Kathleen Weissenberger, owner of KW Consultants, Indianapolis, who worked with the city on the Stellar projects, said the special public meeting was a requirement for the application of the OCRA grant funds.
“This particular program is called the Public Facilities Program. It’s for public facilities and public improvements, so it could be a parks project, it could be historic preservation, it could be a community center. All of those type of projects competed against each other,” she said.
The maximum grant amount is $500,000, and at least a 10 percent local match of the total project cost is required.
Weissenberger said the first thing they had to do was submit a letter of interest, which is due by Friday. If the project matches the objectives of the grant program, she said OCRA will contact the mayor directly by the week of Aug. 26. A full application will then have to be submitted and another public hearing will be required. The full application would need to be submitted back to OCRA by October. If Warsaw receives the grant funding, it would have 18 months to complete the park projects.
The announcement of the grant winners will be made in December, she said.
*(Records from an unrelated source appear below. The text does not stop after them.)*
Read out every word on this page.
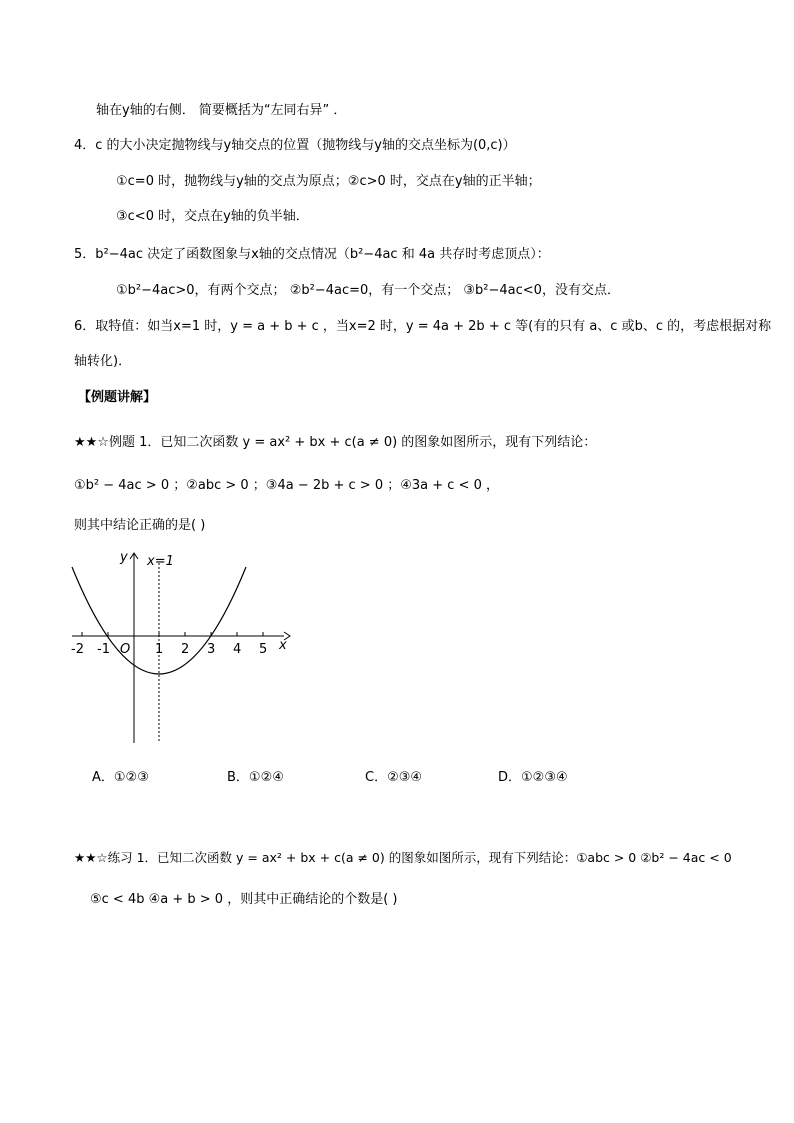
轴在y轴的右侧． 简要概括为“左同右异” ．
4．c 的大小决定抛物线与y轴交点的位置（抛物线与y轴的交点坐标为(0,c)）
①c=0 时，抛物线与y轴的交点为原点；②c>0 时，交点在y轴的正半轴；
③c<0 时，交点在y轴的负半轴．
5．b²−4ac 决定了函数图象与x轴的交点情况（b²−4ac 和 4a 共存时考虑顶点）：
①b²−4ac>0，有两个交点； ②b²−4ac=0，有一个交点； ③b²−4ac<0，没有交点．
6．取特值：如当x=1 时，y = a + b + c ，当x=2 时，y = 4a + 2b + c 等(有的只有 a、c 或b、c 的，考虑根据对称
轴转化)．
【例题讲解】
★★☆例题 1．已知二次函数 y = ax² + bx + c(a ≠ 0) 的图象如图所示，现有下列结论：
①b² − 4ac > 0 ；②abc > 0 ；③4a − 2b + c > 0 ；④3a + c < 0 ，
则其中结论正确的是( )
y x=1
x
O
-2 -1	1 2 3 4 5
A．①②③	B．①②④	C．②③④	D．①②③④
★★☆练习 1．已知二次函数 y = ax² + bx + c(a ≠ 0) 的图象如图所示，现有下列结论：①abc > 0 ②b² − 4ac < 0
⑤c < 4b ④a + b > 0 ，则其中正确结论的个数是( )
Thallemer said that even though Warsaw wasn’t designated a Stellar Community, the city was still going to pursue the projects.
“The whole idea is we’re moving ahead anyway. This really shows the committee we’re doing what we said we were going to do,” he said.
He also said they know how important these projects are to the city.
Paczkowski asked where the grant money came from, and Weissenberger said they were federal dollars run by the state.
No action was taken by the Park Board Tuesday as it was just a public meeting on the application. Though no members of the public were present for the meeting, Thallemer noted it was advertised.